O maestro é paraguaio, mas vive na Itália há dez anos. Ele fazia pesquisas aqui, no Paraguai, antes de ser convidado a fazer parte do movimento. Quando os jesuítas foram expulsos do país, há 300 anos, muitos dos registros se perderam ou ficaram no esquecimento. Partituras foram encontradas em uma latrina, onde eram usadas como papel higiênico. Tudo o que pode ser resgatado foi levado para a Europa. Ao longo deste tempo, composições inéditas, muitas vezes de autores anônimos, vêm sendo executadas. Tivemos o privilégio de ouvir algumas delas.

A chuva tentou atrapalhar, mas não conseguiu. Eles começaram o concerto ao ar livre, mas a chuva engrossou e tivemos que entrar na sacristia, o único local coberto. Ficamos como sardinhas em lata. Tudo mais ou menos confundido e em pé. Os lugares reservados para embaixadores (da França, Itália, Suíça, Venezuela e outros que não foram), políticos, funcionários internacionais e autoridades locais, nas primeiras filas, deixaram de ter razão de ser. Todos confundidos e colados uns aos outros, assistíamos a um concerto emocionante! O povão vibrava com as composições feitas pelos índios, cantadas em guarani.

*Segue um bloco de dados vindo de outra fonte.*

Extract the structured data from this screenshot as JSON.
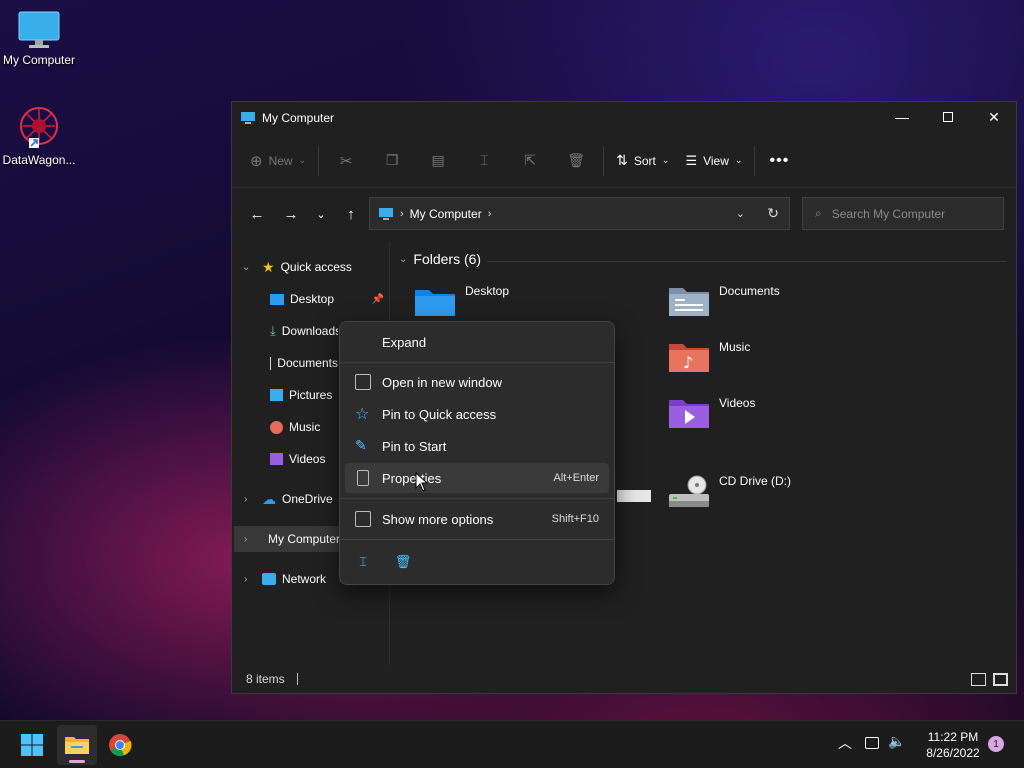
{
  "desktop": {
    "icons": [
      {
        "label": "My Computer"
      },
      {
        "label": "DataWagon..."
      }
    ]
  },
  "window": {
    "title": "My Computer",
    "toolbar": {
      "new_label": "New",
      "sort_label": "Sort",
      "view_label": "View"
    },
    "address": {
      "path": "My Computer"
    },
    "search": {
      "placeholder": "Search My Computer"
    },
    "sidebar": {
      "quick_access": "Quick access",
      "items": [
        {
          "label": "Desktop"
        },
        {
          "label": "Downloads"
        },
        {
          "label": "Documents"
        },
        {
          "label": "Pictures"
        },
        {
          "label": "Music"
        },
        {
          "label": "Videos"
        }
      ],
      "onedrive": "OneDrive",
      "mycomputer": "My Computer",
      "network": "Network"
    },
    "content": {
      "section": "Folders (6)",
      "folders": [
        {
          "label": "Desktop"
        },
        {
          "label": "Documents"
        },
        {
          "label": "Music"
        },
        {
          "label": "Videos"
        }
      ],
      "drive": {
        "label": "CD Drive (D:)"
      }
    },
    "status": {
      "items": "8 items"
    }
  },
  "context_menu": {
    "expand": "Expand",
    "open_new_window": "Open in new window",
    "pin_quick": "Pin to Quick access",
    "pin_start": "Pin to Start",
    "properties": "Properties",
    "properties_shortcut": "Alt+Enter",
    "more_options": "Show more options",
    "more_options_shortcut": "Shift+F10"
  },
  "taskbar": {
    "time": "11:22 PM",
    "date": "8/26/2022",
    "notification_count": "1"
  },
  "colors": {
    "accent": "#4cc2ff",
    "folder_blue": "#2f9bf0"
  }
}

O maestro nos contou a história fantástica de um violino stradivárius, que veio parar nas Missões e era copiado por artesãos da Bolívia. O mesmo modelo de violino continua sendo feito até hoje, pois o processo foi passando de pai para filho. Ele é mais leve, funciona perfeitamente e tem um som maravilhoso. A obra de arte é feita por uma pessoa simples, que o vende como artesanato por apenas 15 dólares. E esta pessoa toca, neste violino, trechos de Vivaldi, sem saber quem é, pois a música foi passando de pai para filho. Não é uma história fantástica?!

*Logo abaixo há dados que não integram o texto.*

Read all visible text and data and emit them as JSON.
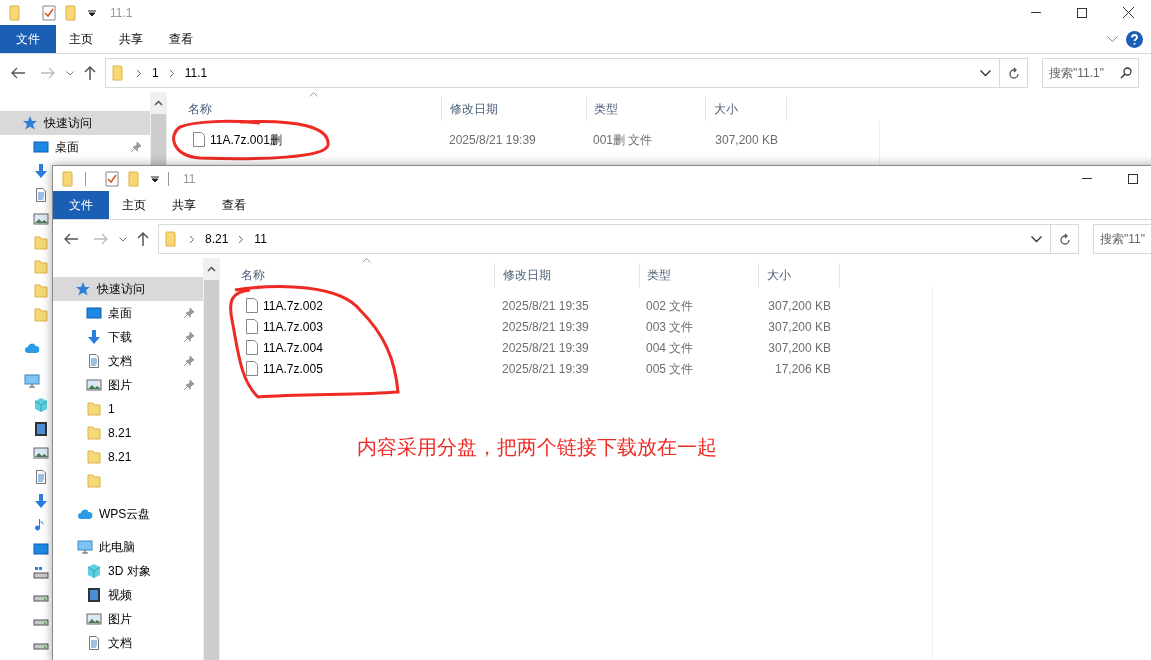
{
  "back_window": {
    "title": "11.1",
    "tabs": [
      {
        "label": "文件",
        "kind": "file"
      },
      {
        "label": "主页",
        "kind": "tab"
      },
      {
        "label": "共享",
        "kind": "tab"
      },
      {
        "label": "查看",
        "kind": "tab"
      }
    ],
    "breadcrumb": [
      "1",
      "11.1"
    ],
    "search": {
      "placeholder": "搜索\"11.1\""
    },
    "sidebar": [
      {
        "kind": "star",
        "label": "快速访问",
        "selected": true,
        "children": [
          {
            "kind": "desktop",
            "label": "桌面",
            "selected": false,
            "pinned": true
          },
          {
            "kind": "download",
            "selected": false
          },
          {
            "kind": "doc",
            "selected": false
          },
          {
            "kind": "picture",
            "selected": false
          },
          {
            "kind": "folder",
            "selected": false
          },
          {
            "kind": "folder",
            "selected": false
          },
          {
            "kind": "folder",
            "selected": false
          },
          {
            "kind": "folder",
            "selected": false
          }
        ]
      },
      {
        "kind": "cloud",
        "selected": false
      },
      {
        "kind": "pc",
        "selected": false,
        "children": [
          {
            "kind": "cube",
            "selected": false
          },
          {
            "kind": "video",
            "selected": false
          },
          {
            "kind": "picture",
            "selected": false
          },
          {
            "kind": "doc",
            "selected": false
          },
          {
            "kind": "download",
            "selected": false
          },
          {
            "kind": "music",
            "selected": false
          },
          {
            "kind": "desktop",
            "selected": false
          },
          {
            "kind": "system-drive",
            "selected": false
          },
          {
            "kind": "drive",
            "selected": false
          },
          {
            "kind": "drive",
            "selected": false
          },
          {
            "kind": "drive",
            "selected": false
          }
        ]
      }
    ],
    "columns": [
      "名称",
      "修改日期",
      "类型",
      "大小"
    ],
    "files": [
      {
        "name": "11A.7z.001删",
        "modified": "2025/8/21 19:39",
        "type": "001删 文件",
        "size": "307,200 KB"
      }
    ]
  },
  "front_window": {
    "title": "11",
    "tabs": [
      {
        "label": "文件",
        "kind": "file"
      },
      {
        "label": "主页",
        "kind": "tab"
      },
      {
        "label": "共享",
        "kind": "tab"
      },
      {
        "label": "查看",
        "kind": "tab"
      }
    ],
    "breadcrumb": [
      "8.21",
      "11"
    ],
    "search": {
      "placeholder": "搜索\"11\""
    },
    "sidebar": [
      {
        "kind": "star",
        "label": "快速访问",
        "selected": true,
        "children": [
          {
            "kind": "desktop",
            "label": "桌面",
            "selected": false,
            "pinned": true
          },
          {
            "kind": "download",
            "label": "下载",
            "selected": false,
            "pinned": true
          },
          {
            "kind": "doc",
            "label": "文档",
            "selected": false,
            "pinned": true
          },
          {
            "kind": "picture",
            "label": "图片",
            "selected": false,
            "pinned": true
          },
          {
            "kind": "folder",
            "label": "1",
            "selected": false,
            "pinned": false
          },
          {
            "kind": "folder",
            "label": "8.21",
            "selected": false,
            "pinned": false
          },
          {
            "kind": "folder",
            "label": "8.21",
            "selected": false,
            "pinned": false
          },
          {
            "kind": "folder",
            "selected": false
          }
        ]
      },
      {
        "kind": "cloud",
        "label": "WPS云盘",
        "selected": false
      },
      {
        "kind": "pc",
        "label": "此电脑",
        "selected": false,
        "children": [
          {
            "kind": "cube",
            "label": "3D 对象",
            "selected": false
          },
          {
            "kind": "video",
            "label": "视频",
            "selected": false
          },
          {
            "kind": "picture",
            "label": "图片",
            "selected": false
          },
          {
            "kind": "doc",
            "label": "文档",
            "selected": false
          }
        ]
      }
    ],
    "columns": [
      "名称",
      "修改日期",
      "类型",
      "大小"
    ],
    "files": [
      {
        "name": "11A.7z.002",
        "modified": "2025/8/21 19:35",
        "type": "002 文件",
        "size": "307,200 KB"
      },
      {
        "name": "11A.7z.003",
        "modified": "2025/8/21 19:39",
        "type": "003 文件",
        "size": "307,200 KB"
      },
      {
        "name": "11A.7z.004",
        "modified": "2025/8/21 19:39",
        "type": "004 文件",
        "size": "307,200 KB"
      },
      {
        "name": "11A.7z.005",
        "modified": "2025/8/21 19:39",
        "type": "005 文件",
        "size": "17,206 KB"
      }
    ]
  },
  "annotation": {
    "text": "内容采用分盘，把两个链接下载放在一起"
  }
}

Na terça-feira assistimos ao concerto, na capital, em Assunção. A catedral estava lotada. Foi também um concerto lindíssimo, mas sem a magia da sacristia de Trinidad! Desta vez, praticamente todos os patrocinadores estavam presentes: embaixadas da França, Espanha, Itália, Alemanha, entre outros, e o pessoal do escritório da primeira dama, que estava ausente.

O concerto final, antes de voltar para a Itália, foi um mega-espetáculo na praça da Catedral. Dele, também participaram 500 crianças e adolescentes de todo o país. Trata-se de um concerto para as crianças que não existem, isto é crianças de todo o Paraguai que não têm certidão de nascimento, ou qualquer outro documento. É em apoio a uma campanha para que cada criança possa ter seu registro.

Está sendo a semana das emoções insólitas. Fomos convidados, pela embaixada mexicana, para participar da "Ofrenda del día de muertos", con tequila e pan de muerto de honor. Foi diferente e divertido. Como chegamos cedo, o embaixador nos explicou toda a tradição. Com a tequila vinha o sal e o limão e cada um se servia. (Ai! me bateu as saudades dos "tequila bumbum”, que o Fabian fazia em Roma, quando morávamos lá!)

Serviram também vinho, refrigerantes e salgadinhos, antes do "pan de muertos", que é doce. Uma italiana de Palermo nos disse que eles também têm uma festa parecida, só que o pão é salgado e com anchovas. Ela disse que, quando era criança, morria de medo, pois os mortos traziam brinquedos para as crianças, como a "befanna".